Automakers are expected to sell more new vehicles in the first quarter of 2023 than they did during the same period last year, with the total rising 5.2% to 3.5 million cars, trucks and SUVs.
However, that number is down from the fourth quarter last year by 1.8%. That drop is an indicator that changes in the industry are moving sales to a more normal pace, according to analysts at car shopping experts Edmunds.com.
A joint forecast issued by J.D. Power and LMC Automotive projects that new-vehicle sales for the month of March will reach 1,330,700 vehicles. The figure, which includes both retail and non-retail sales, represents a 6.2% increase over the same month last year. Power and LMC echoed Edmunds forecast of 3.5 million new vehicles sold in Q1.
During the past several months, inventory levels have risen. This gives buyers more options and, perhaps more importantly, more time to decide what they want to buy. That’s reflected in the average number of days it takes for a dealer to sell a vehicle once it hits their lot, moving from 24 days in Q1 2022 to 34 days in Q1 2023.
“The auto industry’s wild rollercoaster ride the past few years has finally begun the transition to a smoother, more predictable one as inventory continued to improve in the first quarter,” said Jessica Caldwell, Edmunds’ executive director of insights.

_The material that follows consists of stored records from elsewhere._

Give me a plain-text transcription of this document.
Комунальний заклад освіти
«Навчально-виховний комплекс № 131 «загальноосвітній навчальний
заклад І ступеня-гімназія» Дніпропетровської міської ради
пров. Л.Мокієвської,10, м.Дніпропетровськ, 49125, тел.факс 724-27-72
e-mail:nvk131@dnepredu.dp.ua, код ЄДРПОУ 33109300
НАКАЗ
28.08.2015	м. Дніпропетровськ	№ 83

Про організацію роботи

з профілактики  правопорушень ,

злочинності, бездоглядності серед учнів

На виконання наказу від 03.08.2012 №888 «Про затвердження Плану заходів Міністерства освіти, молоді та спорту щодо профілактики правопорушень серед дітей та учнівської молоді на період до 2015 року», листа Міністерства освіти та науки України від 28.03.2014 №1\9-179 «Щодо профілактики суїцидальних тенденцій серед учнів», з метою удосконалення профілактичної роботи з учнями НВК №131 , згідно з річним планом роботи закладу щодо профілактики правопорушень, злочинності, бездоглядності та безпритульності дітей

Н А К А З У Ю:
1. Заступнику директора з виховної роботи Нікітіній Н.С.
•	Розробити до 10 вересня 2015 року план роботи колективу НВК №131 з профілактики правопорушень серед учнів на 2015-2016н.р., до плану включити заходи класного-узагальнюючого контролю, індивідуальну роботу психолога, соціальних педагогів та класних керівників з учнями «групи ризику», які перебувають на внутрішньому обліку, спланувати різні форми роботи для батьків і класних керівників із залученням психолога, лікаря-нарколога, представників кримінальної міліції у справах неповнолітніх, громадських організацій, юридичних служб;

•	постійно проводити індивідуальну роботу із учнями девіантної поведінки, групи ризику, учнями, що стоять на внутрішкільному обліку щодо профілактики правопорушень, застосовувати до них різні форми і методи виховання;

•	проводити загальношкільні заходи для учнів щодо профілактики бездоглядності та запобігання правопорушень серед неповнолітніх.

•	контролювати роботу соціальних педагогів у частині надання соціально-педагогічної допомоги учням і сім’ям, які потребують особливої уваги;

“Although the market is nowhere close to the bargain-heavy landscape that consumers came to expect prior to the pandemic, car shoppers should be happy to see that some incentives are cropping up after more than a yearlong drought as inventory levels continue to rise.”
Changing buyer landscape
Analysts agree there is still pent-up demand from new vehicles, but it’s slowly abating and as the days needed to sell a vehicle continues to rise, new vehicle buyers are going to need to adjust their plan of attack when buying a vehicle. They are beginning to enter an environment that may be tilting in their favor — slightly.
“Consumers planning on making a car purchase will still need to do their research and prepare to make a move if they find a vehicle that they like, but they can at least take a breath and not feel as pressured to jump at every piece of inventory the minute it hits the market,” said Ivan Drury, Edmunds’ director of insights.
With slowing demand and higher supply, average transaction prices — which are now approaching $50,000 for an average new vehicle — may begin to come down, especially if or when automakers begin to bolster incentives again.
“For current car owners who have been waiting for the market to cool before getting into a new vehicle, now is the time to begin paying close attention to trade-in values, which are continuing to soften as new car inventory grows. If you time things just right, you might be able to maximize your trade-in value and score a new car with a bit of a discount,” Drury said.
Although used car prices have been declining for several months, their values are still strong. Edmunds noted the average age of trade-in vehicles was higher in the first quarter of this year, 5.9 years, versus the same period last year, 5.3 years. So the playing field is fairly level as everyone’s vehicles are moving in the same direction, in terms of value.
Potential headwind
A big factor influencing the decision to buy is the rising interest rates. The Federal Reserve raised them again just a week ago by a quarter point. The rate hike, the ninth consecutive one, reflects ongoing concern by the organization about inflation, which continues to drop. It was 6% in February after coming in 6.4% in January. It was 9% last summer.
That said, interest rates on new vehicles are now at about 6.5% on a four-year loan after being in the 4% range just about year ago, according to Statista.com.